Fewer Illegal Immigrants Stopped for Traffic Violations Will Face Deportation – candidate Obama continues to dismantle immigration enforcement
New York Times
April 27, 2012
Fewer Illegal Immigrants Stopped for Traffic Violations Will Face Deportation
Fewer illegal immigrants stopped by police for minor traffic violations would be held for deportation under changes announced Friday to a federal fingerprinting program, Department of Homeland Security officials said.
The policy change on how federal agents will handle illegal immigrants arrested by state and local police for offenses like driving without a license came in the department’s response to a report by a task force on the federal program.
One of the task force’s central recommendations was that the program, called Secure Communities, should avoid deportations of traffic violators.
The sharply critical task force report, issued last September, argued that such deportations were inconsistent with the department’s stated priorities of removing foreigners with serious criminal records. The increase in deportations of minor offenders under Secure Communities, the task force concluded, was undermining vital ties of trust between local police and immigrant neighborhoods.
In a 19-page response released Friday, Homeland Security officials forcefully reasserted their support for the program, which has been the center of fierce controversy since it began in October 2008. The program has put President Obama at odds with governors in Illinois, Massachusetts and New York, who are his political allies, and eroded support for him in Latino communities. Both Democrats and Republicans acknowledge that Latinos will be crucial voters in the presidential election.
Homeland Security officials also accepted almost all of the task force’s recommendations, acknowledging that poor communications by Immigration and Customs Enforcement, the administering agency, had caused major confusion about the program’s goals and how it works.
The Obama administration’s changes came after a hearing at the Supreme Court on Wednesday where government lawyers argued against an Arizona law that would expand the powers of the police to enforce immigration laws. Administration officials say Secure Communities is an example of the aggressive federal enforcement that makes action by state police unnecessary and counterproductive.
In its response on Friday, the department said the program remains “the single best tool” for focusing deportation resources on immigrants who have been convicted of serious crimes, pose a threat to public safety or repeatedly violate immigration law.
Under the program, fingerprints of anyone booked by the police are checked against F.B.I. criminal databases — long a routine procedure — and also against databases of the Department of Homeland Security, which include immigration violations. Immigration and Customs Enforcement, known as ICE, has been rapidly extending the program with the goal of reaching all 3,181 jurisdictions in the country by next year.
Homeland Security officials contended that the new policy on traffic violators could bring a major change in the program’s impact.
As the program spread, more local arrests resulted in immigration holds, and illegal immigrants who did not have criminal convictions found themselves facing deportation because of tickets for speeding, burned-out tail lights or driving without a license.
In all but a handful of states, immigrants here illegally cannot obtain driver’s licenses.

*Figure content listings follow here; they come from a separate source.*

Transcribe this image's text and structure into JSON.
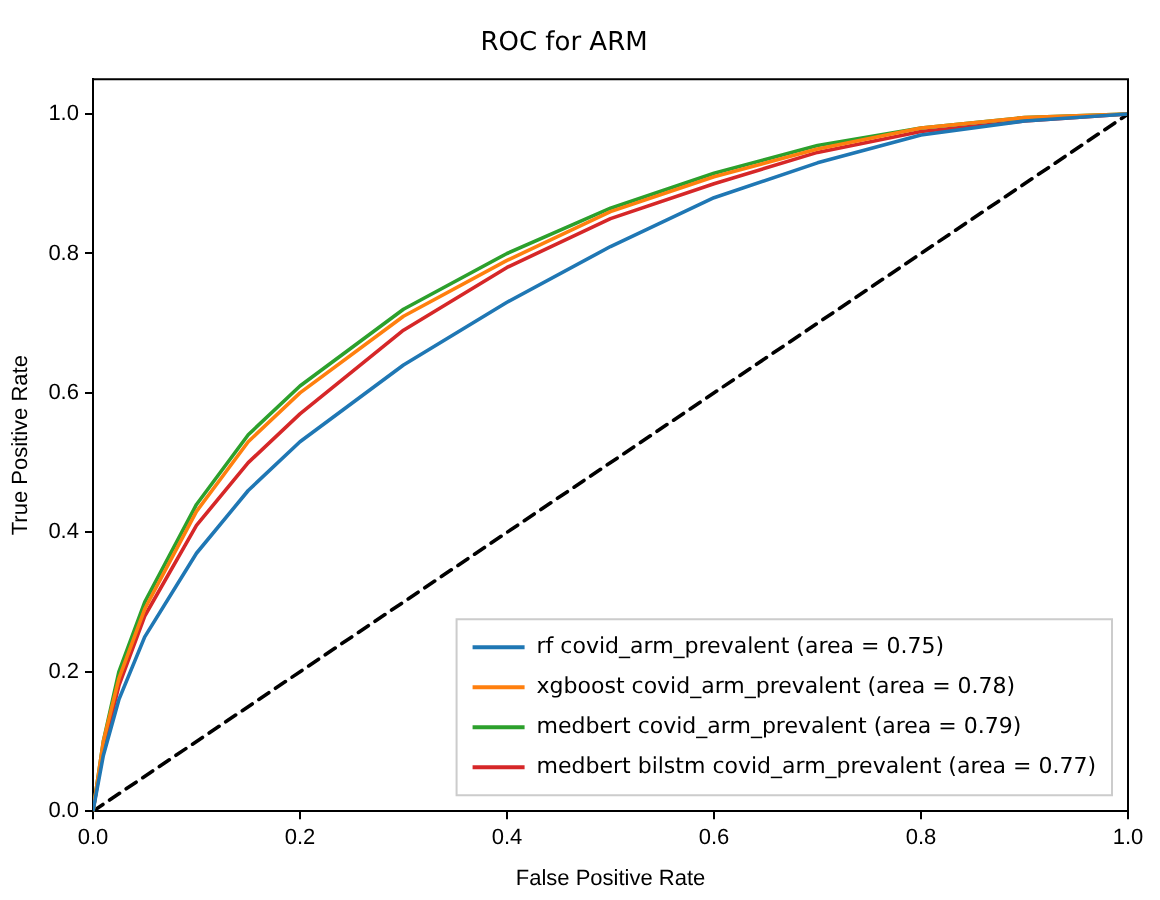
{
  "chart_data": {
    "type": "line",
    "title": "ROC for ARM",
    "xlabel": "False Positive Rate",
    "ylabel": "True Positive Rate",
    "xlim": [
      0,
      1
    ],
    "ylim": [
      0,
      1.05
    ],
    "xticks": [
      {
        "value": 0,
        "label": "0.0"
      },
      {
        "value": 0.2,
        "label": "0.2"
      },
      {
        "value": 0.4,
        "label": "0.4"
      },
      {
        "value": 0.6,
        "label": "0.6"
      },
      {
        "value": 0.8,
        "label": "0.8"
      },
      {
        "value": 1,
        "label": "1.0"
      }
    ],
    "yticks": [
      {
        "value": 0,
        "label": "0.0"
      },
      {
        "value": 0.2,
        "label": "0.2"
      },
      {
        "value": 0.4,
        "label": "0.4"
      },
      {
        "value": 0.6,
        "label": "0.6"
      },
      {
        "value": 0.8,
        "label": "0.8"
      },
      {
        "value": 1,
        "label": "1.0"
      }
    ],
    "grid": false,
    "legend": "bottom right",
    "marker": "none",
    "line_style": "solid",
    "series": [
      {
        "name": "rf covid_arm_prevalent (area = 0.75)",
        "color": "#1f77b4",
        "x": [
          0,
          0.01,
          0.025,
          0.05,
          0.1,
          0.15,
          0.2,
          0.3,
          0.4,
          0.5,
          0.6,
          0.7,
          0.8,
          0.9,
          1
        ],
        "values": [
          0,
          0.08,
          0.16,
          0.25,
          0.37,
          0.46,
          0.53,
          0.64,
          0.73,
          0.81,
          0.88,
          0.93,
          0.97,
          0.99,
          1
        ]
      },
      {
        "name": "xgboost covid_arm_prevalent (area = 0.78)",
        "color": "#ff7f0e",
        "x": [
          0,
          0.01,
          0.025,
          0.05,
          0.1,
          0.15,
          0.2,
          0.3,
          0.4,
          0.5,
          0.6,
          0.7,
          0.8,
          0.9,
          1
        ],
        "values": [
          0,
          0.1,
          0.19,
          0.29,
          0.43,
          0.53,
          0.6,
          0.71,
          0.79,
          0.86,
          0.91,
          0.95,
          0.98,
          0.995,
          1
        ]
      },
      {
        "name": "medbert covid_arm_prevalent (area = 0.79)",
        "color": "#2ca02c",
        "x": [
          0,
          0.01,
          0.025,
          0.05,
          0.1,
          0.15,
          0.2,
          0.3,
          0.4,
          0.5,
          0.6,
          0.7,
          0.8,
          0.9,
          1
        ],
        "values": [
          0,
          0.1,
          0.2,
          0.3,
          0.44,
          0.54,
          0.61,
          0.72,
          0.8,
          0.865,
          0.915,
          0.955,
          0.98,
          0.995,
          1
        ]
      },
      {
        "name": "medbert bilstm covid_arm_prevalent (area = 0.77)",
        "color": "#d62728",
        "x": [
          0,
          0.01,
          0.025,
          0.05,
          0.1,
          0.15,
          0.2,
          0.3,
          0.4,
          0.5,
          0.6,
          0.7,
          0.8,
          0.9,
          1
        ],
        "values": [
          0,
          0.09,
          0.18,
          0.28,
          0.41,
          0.5,
          0.57,
          0.69,
          0.78,
          0.85,
          0.9,
          0.945,
          0.975,
          0.99,
          1
        ]
      },
      {
        "color": "#000000",
        "line_style": "dashed",
        "x": [
          0,
          1
        ],
        "values": [
          0,
          1
        ]
      }
    ]
  }
}
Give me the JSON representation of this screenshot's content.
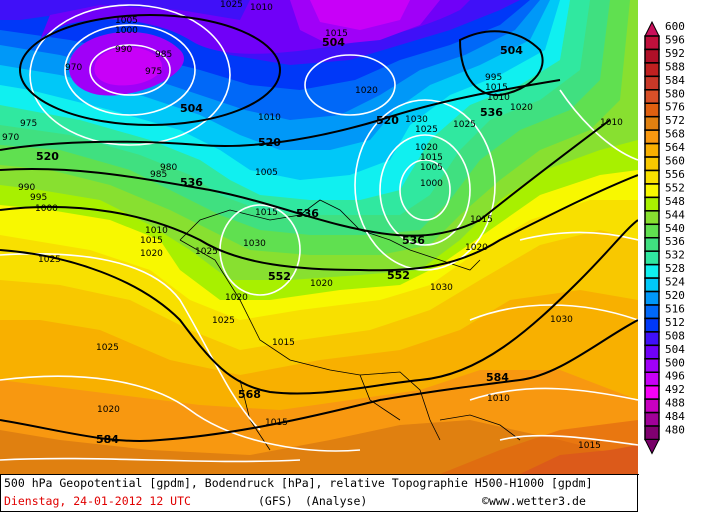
{
  "caption": {
    "title": "500 hPa Geopotential [gpdm], Bodendruck [hPa], relative Topographie H500-H1000 [gpdm]",
    "date": "Dienstag, 24-01-2012  12 UTC",
    "model": "(GFS)",
    "run_type": "(Analyse)",
    "copyright_symbol": "©",
    "site": "www.wetter3.de"
  },
  "legend": {
    "unit": "gpdm",
    "levels": [
      "600",
      "596",
      "592",
      "588",
      "584",
      "580",
      "576",
      "572",
      "568",
      "564",
      "560",
      "556",
      "552",
      "548",
      "544",
      "540",
      "536",
      "532",
      "528",
      "524",
      "520",
      "516",
      "512",
      "508",
      "504",
      "500",
      "496",
      "492",
      "488",
      "484",
      "480"
    ],
    "colors": [
      "#c0103c",
      "#b01028",
      "#c02020",
      "#c83828",
      "#d85028",
      "#e06010",
      "#e08010",
      "#f89810",
      "#f8b000",
      "#f8c800",
      "#f8e000",
      "#f8f800",
      "#a8f000",
      "#88e030",
      "#60e050",
      "#40e080",
      "#30e8a0",
      "#10f0f0",
      "#00c8f8",
      "#0098f8",
      "#0068f8",
      "#0038f8",
      "#4010f8",
      "#7000f8",
      "#a000f8",
      "#c800f8",
      "#f800f8",
      "#c800c0",
      "#a00098",
      "#800070"
    ],
    "top_arrow_color": "#c8105a",
    "bottom_arrow_color": "#780068"
  },
  "map": {
    "geopotential_labels": [
      "504",
      "504",
      "504",
      "520",
      "520",
      "520",
      "536",
      "536",
      "536",
      "536",
      "552",
      "552",
      "568",
      "584",
      "584"
    ],
    "pressure_labels": [
      "1005",
      "1000",
      "990",
      "985",
      "975",
      "970",
      "975",
      "970",
      "980",
      "985",
      "990",
      "995",
      "1000",
      "1010",
      "1015",
      "1020",
      "1025",
      "1025",
      "1020",
      "1025",
      "1020",
      "1015",
      "1010",
      "1005",
      "1015",
      "1030",
      "1025",
      "1015",
      "1010",
      "1020",
      "1030",
      "1025",
      "1020",
      "1015",
      "1005",
      "1000",
      "995",
      "1010",
      "1015",
      "1020",
      "1025",
      "1030",
      "1020",
      "1015",
      "1010",
      "1030",
      "1025",
      "1020",
      "1015",
      "1010",
      "1015"
    ]
  }
}
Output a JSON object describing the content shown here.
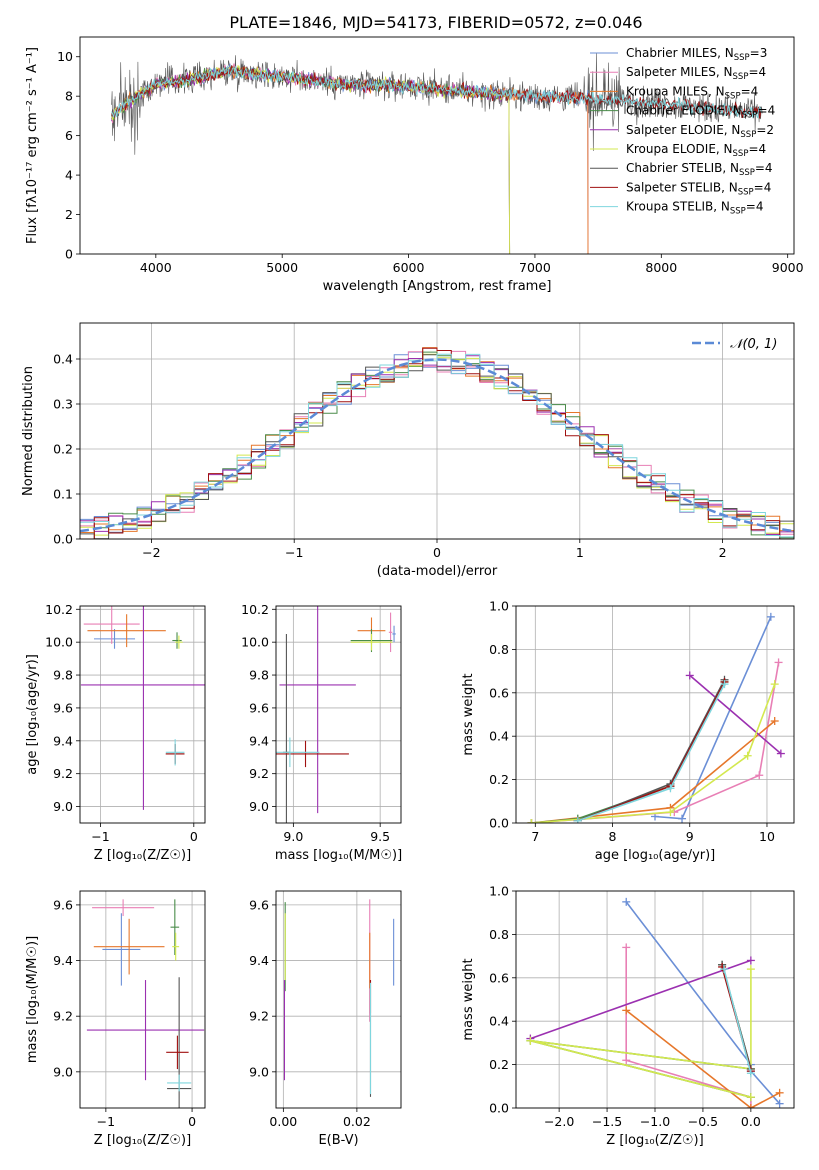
{
  "title": "PLATE=1846, MJD=54173, FIBERID=0572, z=0.046",
  "colors": {
    "Chabrier MILES": "#6b8fd6",
    "Salpeter MILES": "#e87fb5",
    "Kroupa MILES": "#e6772b",
    "Chabrier ELODIE": "#4a8c4a",
    "Salpeter ELODIE": "#9b30b0",
    "Kroupa ELODIE": "#d3e84f",
    "Chabrier STELIB": "#555555",
    "Salpeter STELIB": "#a01010",
    "Kroupa STELIB": "#7fd6de",
    "normal": "#5b8ad6"
  },
  "chart_data": [
    {
      "id": "spectrum",
      "type": "line",
      "title": "PLATE=1846, MJD=54173, FIBERID=0572, z=0.046",
      "xlabel": "wavelength [Angstrom, rest frame]",
      "ylabel": "Flux [fλ10⁻¹⁷ erg cm⁻² s⁻¹ A⁻¹]",
      "xlim": [
        3400,
        9050
      ],
      "ylim": [
        0,
        11
      ],
      "xticks": [
        4000,
        5000,
        6000,
        7000,
        8000,
        9000
      ],
      "yticks": [
        0,
        2,
        4,
        6,
        8,
        10
      ],
      "legend_position": "top-right",
      "legend": [
        {
          "name": "Chabrier MILES",
          "nssp": "3"
        },
        {
          "name": "Salpeter MILES",
          "nssp": "4"
        },
        {
          "name": "Kroupa MILES",
          "nssp": "4"
        },
        {
          "name": "Chabrier ELODIE",
          "nssp": "4"
        },
        {
          "name": "Salpeter ELODIE",
          "nssp": "2"
        },
        {
          "name": "Kroupa ELODIE",
          "nssp": "4"
        },
        {
          "name": "Chabrier STELIB",
          "nssp": "4"
        },
        {
          "name": "Salpeter STELIB",
          "nssp": "4"
        },
        {
          "name": "Kroupa STELIB",
          "nssp": "4"
        }
      ],
      "data_points": [
        [
          3650,
          7.0
        ],
        [
          3800,
          7.8
        ],
        [
          4000,
          8.6
        ],
        [
          4300,
          8.9
        ],
        [
          4600,
          9.3
        ],
        [
          5000,
          9.0
        ],
        [
          5500,
          8.6
        ],
        [
          6000,
          8.5
        ],
        [
          6500,
          8.2
        ],
        [
          7000,
          8.0
        ],
        [
          7400,
          7.9
        ],
        [
          8000,
          7.6
        ],
        [
          8700,
          7.2
        ]
      ],
      "grid": false
    },
    {
      "id": "histogram",
      "type": "bar",
      "xlabel": "(data-model)/error",
      "ylabel": "Normed distribution",
      "xlim": [
        -2.5,
        2.5
      ],
      "ylim": [
        0,
        0.48
      ],
      "xticks": [
        -2,
        -1,
        0,
        1,
        2
      ],
      "yticks": [
        0.0,
        0.1,
        0.2,
        0.3,
        0.4
      ],
      "legend_position": "top-right",
      "legend": [
        "𝒩(0, 1)"
      ],
      "bin_width": 0.1,
      "grid": true
    },
    {
      "id": "age_vs_Z",
      "type": "scatter",
      "xlabel": "Z [log₁₀(Z/Z☉)]",
      "ylabel": "age  [log₁₀(age/yr)]",
      "xlim": [
        -1.22,
        0.12
      ],
      "ylim": [
        8.9,
        10.22
      ],
      "xticks": [
        -1,
        0
      ],
      "yticks": [
        9.0,
        9.2,
        9.4,
        9.6,
        9.8,
        10.0,
        10.2
      ],
      "points": [
        {
          "model": "Chabrier MILES",
          "x": -0.85,
          "y": 10.02,
          "xerr": 0.22,
          "yerr": 0.06
        },
        {
          "model": "Salpeter MILES",
          "x": -0.88,
          "y": 10.11,
          "xerr": 0.3,
          "yerr": 0.12
        },
        {
          "model": "Kroupa MILES",
          "x": -0.72,
          "y": 10.07,
          "xerr": 0.42,
          "yerr": 0.1
        },
        {
          "model": "Chabrier ELODIE",
          "x": -0.18,
          "y": 10.01,
          "xerr": 0.05,
          "yerr": 0.05
        },
        {
          "model": "Salpeter ELODIE",
          "x": -0.54,
          "y": 9.74,
          "xerr": 0.67,
          "yerr": 0.76
        },
        {
          "model": "Kroupa ELODIE",
          "x": -0.16,
          "y": 10.0,
          "xerr": 0.04,
          "yerr": 0.04
        },
        {
          "model": "Chabrier STELIB",
          "x": -0.2,
          "y": 9.32,
          "xerr": 0.1,
          "yerr": 0.06
        },
        {
          "model": "Salpeter STELIB",
          "x": -0.2,
          "y": 9.32,
          "xerr": 0.1,
          "yerr": 0.06
        },
        {
          "model": "Kroupa STELIB",
          "x": -0.2,
          "y": 9.33,
          "xerr": 0.1,
          "yerr": 0.08
        }
      ],
      "grid": true
    },
    {
      "id": "age_vs_mass",
      "type": "scatter",
      "xlabel": "mass [log₁₀(M/M☉)]",
      "ylabel": "",
      "xlim": [
        8.9,
        9.62
      ],
      "ylim": [
        8.9,
        10.22
      ],
      "xticks": [
        9.0,
        9.5
      ],
      "yticks": [
        9.0,
        9.2,
        9.4,
        9.6,
        9.8,
        10.0,
        10.2
      ],
      "points": [
        {
          "model": "Chabrier MILES",
          "x": 9.58,
          "y": 10.05,
          "xerr": 0.01,
          "yerr": 0.05
        },
        {
          "model": "Salpeter MILES",
          "x": 9.56,
          "y": 10.06,
          "xerr": 0.01,
          "yerr": 0.12
        },
        {
          "model": "Kroupa MILES",
          "x": 9.45,
          "y": 10.07,
          "xerr": 0.08,
          "yerr": 0.08
        },
        {
          "model": "Chabrier ELODIE",
          "x": 9.45,
          "y": 10.01,
          "xerr": 0.12,
          "yerr": 0.07
        },
        {
          "model": "Salpeter ELODIE",
          "x": 9.14,
          "y": 9.74,
          "xerr": 0.22,
          "yerr": 0.78
        },
        {
          "model": "Kroupa ELODIE",
          "x": 9.45,
          "y": 10.0,
          "xerr": 0.12,
          "yerr": 0.05
        },
        {
          "model": "Chabrier STELIB",
          "x": 8.96,
          "y": 9.33,
          "xerr": 0.02,
          "yerr": 0.72
        },
        {
          "model": "Salpeter STELIB",
          "x": 9.07,
          "y": 9.32,
          "xerr": 0.25,
          "yerr": 0.08
        },
        {
          "model": "Kroupa STELIB",
          "x": 8.98,
          "y": 9.33,
          "xerr": 0.17,
          "yerr": 0.09
        }
      ],
      "grid": true
    },
    {
      "id": "weight_vs_age",
      "type": "line",
      "xlabel": "age  [log₁₀(age/yr)]",
      "ylabel": "mass weight",
      "xlim": [
        6.75,
        10.35
      ],
      "ylim": [
        0,
        1.0
      ],
      "xticks": [
        7,
        8,
        9,
        10
      ],
      "yticks": [
        0.0,
        0.2,
        0.4,
        0.6,
        0.8,
        1.0
      ],
      "series": [
        {
          "model": "Chabrier MILES",
          "x": [
            8.55,
            8.9,
            10.05
          ],
          "y": [
            0.03,
            0.02,
            0.95
          ]
        },
        {
          "model": "Salpeter MILES",
          "x": [
            6.95,
            8.8,
            9.9,
            10.15
          ],
          "y": [
            0.0,
            0.05,
            0.22,
            0.74
          ]
        },
        {
          "model": "Kroupa MILES",
          "x": [
            6.95,
            8.75,
            10.1
          ],
          "y": [
            0.0,
            0.07,
            0.47
          ]
        },
        {
          "model": "Chabrier ELODIE",
          "x": [
            6.95,
            7.55,
            8.75,
            9.45
          ],
          "y": [
            0.0,
            0.02,
            0.17,
            0.65
          ]
        },
        {
          "model": "Salpeter ELODIE",
          "x": [
            9.0,
            10.18
          ],
          "y": [
            0.68,
            0.32
          ]
        },
        {
          "model": "Kroupa ELODIE",
          "x": [
            6.95,
            8.75,
            9.75,
            10.1
          ],
          "y": [
            0.0,
            0.05,
            0.31,
            0.64
          ]
        },
        {
          "model": "Chabrier STELIB",
          "x": [
            7.55,
            8.75,
            9.45
          ],
          "y": [
            0.01,
            0.18,
            0.66
          ]
        },
        {
          "model": "Salpeter STELIB",
          "x": [
            7.55,
            8.75,
            9.45
          ],
          "y": [
            0.01,
            0.17,
            0.65
          ]
        },
        {
          "model": "Kroupa STELIB",
          "x": [
            7.55,
            8.75,
            9.45
          ],
          "y": [
            0.01,
            0.16,
            0.64
          ]
        }
      ],
      "grid": true
    },
    {
      "id": "mass_vs_Z",
      "type": "scatter",
      "xlabel": "Z [log₁₀(Z/Z☉)]",
      "ylabel": "mass [log₁₀(M/M☉)]",
      "xlim": [
        -1.3,
        0.15
      ],
      "ylim": [
        8.87,
        9.65
      ],
      "xticks": [
        -1,
        0
      ],
      "yticks": [
        9.0,
        9.2,
        9.4,
        9.6
      ],
      "points": [
        {
          "model": "Chabrier MILES",
          "x": -0.82,
          "y": 9.44,
          "xerr": 0.22,
          "yerr": 0.13
        },
        {
          "model": "Salpeter MILES",
          "x": -0.8,
          "y": 9.59,
          "xerr": 0.36,
          "yerr": 0.03
        },
        {
          "model": "Kroupa MILES",
          "x": -0.73,
          "y": 9.45,
          "xerr": 0.41,
          "yerr": 0.1
        },
        {
          "model": "Chabrier ELODIE",
          "x": -0.2,
          "y": 9.52,
          "xerr": 0.05,
          "yerr": 0.1
        },
        {
          "model": "Salpeter ELODIE",
          "x": -0.54,
          "y": 9.15,
          "xerr": 0.68,
          "yerr": 0.18
        },
        {
          "model": "Kroupa ELODIE",
          "x": -0.19,
          "y": 9.45,
          "xerr": 0.04,
          "yerr": 0.05
        },
        {
          "model": "Chabrier STELIB",
          "x": -0.15,
          "y": 8.94,
          "xerr": 0.14,
          "yerr": 0.4
        },
        {
          "model": "Salpeter STELIB",
          "x": -0.17,
          "y": 9.07,
          "xerr": 0.13,
          "yerr": 0.06
        },
        {
          "model": "Kroupa STELIB",
          "x": -0.15,
          "y": 8.96,
          "xerr": 0.14,
          "yerr": 0.03
        }
      ],
      "grid": true
    },
    {
      "id": "mass_vs_ebv",
      "type": "scatter",
      "xlabel": "E(B-V)",
      "ylabel": "",
      "xlim": [
        -0.002,
        0.032
      ],
      "ylim": [
        8.87,
        9.65
      ],
      "xticks": [
        0.0,
        0.02
      ],
      "yticks": [
        9.0,
        9.2,
        9.4,
        9.6
      ],
      "points": [
        {
          "model": "Chabrier MILES",
          "x": 0.03,
          "y": 9.43,
          "xerr": 0.0,
          "yerr": 0.12
        },
        {
          "model": "Salpeter MILES",
          "x": 0.0235,
          "y": 9.4,
          "xerr": 0.0,
          "yerr": 0.22
        },
        {
          "model": "Kroupa MILES",
          "x": 0.0235,
          "y": 9.4,
          "xerr": 0.0,
          "yerr": 0.1
        },
        {
          "model": "Chabrier ELODIE",
          "x": 0.0005,
          "y": 9.45,
          "xerr": 0.0,
          "yerr": 0.16
        },
        {
          "model": "Salpeter ELODIE",
          "x": 0.0003,
          "y": 9.15,
          "xerr": 0.0,
          "yerr": 0.18
        },
        {
          "model": "Kroupa ELODIE",
          "x": 0.0005,
          "y": 9.45,
          "xerr": 0.0,
          "yerr": 0.12
        },
        {
          "model": "Chabrier STELIB",
          "x": 0.0237,
          "y": 9.12,
          "xerr": 0.0,
          "yerr": 0.21
        },
        {
          "model": "Salpeter STELIB",
          "x": 0.0237,
          "y": 9.27,
          "xerr": 0.0,
          "yerr": 0.06
        },
        {
          "model": "Kroupa STELIB",
          "x": 0.0237,
          "y": 9.12,
          "xerr": 0.0,
          "yerr": 0.2
        }
      ],
      "grid": true
    },
    {
      "id": "weight_vs_Z",
      "type": "line",
      "xlabel": "Z [log₁₀(Z/Z☉)]",
      "ylabel": "mass weight",
      "xlim": [
        -2.45,
        0.45
      ],
      "ylim": [
        0,
        1.0
      ],
      "xticks": [
        -2.0,
        -1.5,
        -1.0,
        -0.5,
        0.0
      ],
      "yticks": [
        0.0,
        0.2,
        0.4,
        0.6,
        0.8,
        1.0
      ],
      "series": [
        {
          "model": "Chabrier MILES",
          "x": [
            -1.3,
            0.0,
            0.0,
            0.3
          ],
          "y": [
            0.95,
            0.2,
            0.17,
            0.02
          ]
        },
        {
          "model": "Salpeter MILES",
          "x": [
            -1.3,
            -1.3,
            0.0,
            0.0
          ],
          "y": [
            0.74,
            0.22,
            0.05,
            0.0
          ]
        },
        {
          "model": "Kroupa MILES",
          "x": [
            -1.3,
            0.0,
            0.3
          ],
          "y": [
            0.45,
            0.0,
            0.07
          ]
        },
        {
          "model": "Chabrier ELODIE",
          "x": [
            -0.3,
            0.0,
            -2.3,
            0.0
          ],
          "y": [
            0.66,
            0.18,
            0.31,
            0.05
          ]
        },
        {
          "model": "Salpeter ELODIE",
          "x": [
            -2.3,
            0.0
          ],
          "y": [
            0.32,
            0.68
          ]
        },
        {
          "model": "Kroupa ELODIE",
          "x": [
            0.0,
            0.0,
            -2.3,
            0.0
          ],
          "y": [
            0.64,
            0.18,
            0.31,
            0.05
          ]
        },
        {
          "model": "Chabrier STELIB",
          "x": [
            -0.3,
            0.0
          ],
          "y": [
            0.66,
            0.18
          ]
        },
        {
          "model": "Salpeter STELIB",
          "x": [
            -0.3,
            0.0
          ],
          "y": [
            0.65,
            0.17
          ]
        },
        {
          "model": "Kroupa STELIB",
          "x": [
            -0.28,
            0.0
          ],
          "y": [
            0.64,
            0.16
          ]
        }
      ],
      "grid": true
    }
  ]
}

Under the refinement, when illegal immigrants are arrested solely for traffic offenses and do not have a prior criminal record, federal agents will only consider placing a hold — known as a detainer — after they are convicted.
“ICE agrees that enforcement action based solely on a charge for a minor traffic offense is generally not an efficient use of government resources,” the department response says.
Immigrants arrested for drunken driving would not benefit from the new policy, officials said.
In practice, most traffic violators are released well before they are convicted, and now immigrants stopped by traffic police will not remain in custody to be picked up by federal agents.
Detainers are only in effect as long as the immigrant is in local police custody, homeland security officials said.
ICE also reported that it held more than 700 meetings last year with law enforcement agencies and immigrant advocates to explain the program.
In February, ICE created a public advocate to hear concerns of immigrants facing deportation, and has stepped up training for its staff.
The task force chairman, Chuck Wexler, executive director of the Police Executive Research Forum, praised the department’s response.
“It is encouraging in that they are not defensive and they recognize the issues we raised and appear to be committed to dealing with them,” Mr. Wexler said. His group conducts research on crime for police chiefs.
But dissension arose among task force members. Benjamin E. Johnson, executive director of the American Immigration Council, a pro-immigration group in Washington, said that ICE had not actually accepted the task force’s key recommendation, which was that no traffic offenders should be detained under Secure Communities.
Mr. Johnson said ICE would only further confuse local police by issuing immigration holds after traffic convictions.
“In a traffic setting, we were very clear that ICE should just get out of the business of issuing detainers,” Mr. Johnson said.